Its fundamental problem was how unequal it was. About 300 families controlled most of the land, the economy, and the government. Everyone else was just a cog in their beef-and-grain-exporting machine. Or, as the Financial Times's Alan Beattie has put it, Argentina is "what America might have looked" like "if the South had won the Civil War and gone on to dominate the North." Which is to say that it was a semi-feudal aristocracy dependent on a steady supply of cheap labor.
If this sounds like a good way to start a class war, that's because it was. Up until recently, Argentina had spent most of the last 100 years alternating between left-wing populists who promised to share the country's wealth, and right-wing military dictatorships that tried to stop that from happening. And, of course, with the stakes so high, neither side was willing to play by the rules. The Peronists tried to tip elections in their favor by locking up the opposition's leaders, shutting down their newspapers, and getting rid of unions that weren't loyal to the regime. The army, meanwhile, didn't bother with any kind of democratic pretense. It launched coup after coup after coup, outlawing the Peronist Party, and, in the 1970s, "disappearing" tens of thousands of activists and ordinary people too.

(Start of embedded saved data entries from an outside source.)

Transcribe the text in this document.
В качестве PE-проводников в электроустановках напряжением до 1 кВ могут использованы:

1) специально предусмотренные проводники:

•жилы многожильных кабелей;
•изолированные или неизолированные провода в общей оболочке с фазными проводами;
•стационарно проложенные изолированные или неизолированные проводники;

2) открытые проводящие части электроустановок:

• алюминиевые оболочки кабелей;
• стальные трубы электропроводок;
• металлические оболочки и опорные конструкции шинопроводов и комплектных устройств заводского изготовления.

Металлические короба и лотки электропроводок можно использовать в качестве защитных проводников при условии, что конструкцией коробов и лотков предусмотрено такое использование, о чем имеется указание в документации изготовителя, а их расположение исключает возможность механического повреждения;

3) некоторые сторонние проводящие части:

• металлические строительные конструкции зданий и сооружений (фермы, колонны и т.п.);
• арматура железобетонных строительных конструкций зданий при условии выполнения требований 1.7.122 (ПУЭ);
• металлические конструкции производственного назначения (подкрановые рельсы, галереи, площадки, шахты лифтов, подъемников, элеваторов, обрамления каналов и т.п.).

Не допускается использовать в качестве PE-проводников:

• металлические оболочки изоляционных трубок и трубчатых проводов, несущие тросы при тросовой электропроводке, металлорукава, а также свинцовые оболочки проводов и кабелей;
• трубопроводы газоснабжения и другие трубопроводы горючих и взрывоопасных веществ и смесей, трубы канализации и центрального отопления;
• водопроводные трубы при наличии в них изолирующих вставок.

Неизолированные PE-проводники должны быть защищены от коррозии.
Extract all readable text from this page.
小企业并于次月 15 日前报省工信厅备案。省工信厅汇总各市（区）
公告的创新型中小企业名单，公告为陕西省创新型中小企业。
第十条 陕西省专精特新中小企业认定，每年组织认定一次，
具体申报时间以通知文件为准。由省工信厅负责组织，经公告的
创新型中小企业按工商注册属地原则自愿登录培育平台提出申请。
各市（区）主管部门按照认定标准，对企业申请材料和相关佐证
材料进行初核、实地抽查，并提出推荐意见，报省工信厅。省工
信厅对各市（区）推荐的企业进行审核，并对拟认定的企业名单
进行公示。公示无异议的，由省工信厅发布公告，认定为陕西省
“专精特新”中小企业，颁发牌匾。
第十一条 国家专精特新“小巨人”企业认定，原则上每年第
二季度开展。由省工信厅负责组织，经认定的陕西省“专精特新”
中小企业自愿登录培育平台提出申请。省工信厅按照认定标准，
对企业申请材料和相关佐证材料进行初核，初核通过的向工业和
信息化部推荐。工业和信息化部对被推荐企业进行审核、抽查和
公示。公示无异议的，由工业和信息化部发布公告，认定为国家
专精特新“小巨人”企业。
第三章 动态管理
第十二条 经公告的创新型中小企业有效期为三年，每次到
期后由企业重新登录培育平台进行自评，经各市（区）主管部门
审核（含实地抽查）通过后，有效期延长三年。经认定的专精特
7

Argentina is a reminder of one of the most forgotten caveats in history. Class struggle, Marx said, would either end "in a revolutionary reconstitution of society at large" or "in the common ruin of the contending classes." We might want to put a little more emphasis on that second part.
Argentina, though, hasn't just been hurt by people fighting over power. It's also been hurt by what people have done in power. Right-wing governments had no interest in educating the workers or investing in anything other than the landowners' exports. And left-wing governments just nationalized industries, protected others with tariffs, and made promises they could afford only by printing money. The result was a century of inflation and stagnation. As The Economist points out, Argentina went from having an income per capita that was 92 percent of 16 of the richest countries in 1914 to just 43 percent today. The irony, of course, is that even when Argentina did open up its economy and try to cure its congenital inflation in the 1990s, the way it did so—pegging the peso to the dollar one-to-one—made it unable to respond to even the smallest shock. So when one came along, Argentina ended up in its own private Great Depression.
The point is that nothing is inevitable. The arc of the political universe is long, and it doesn't have to bend toward progress or justice or anything else good. It can point backwards if that's where we aim it. And we might. Like Argentina, we have high levels of inequality. And also like Argentina, we have pretty extreme political polarization. But what really might make us like Argentina is if we have politicians who deride expertise, who think that policy is something that fits into 140 characters, and who hint that elections are something you have to respect only if you win.
The United States, in other words, could still be Argentina.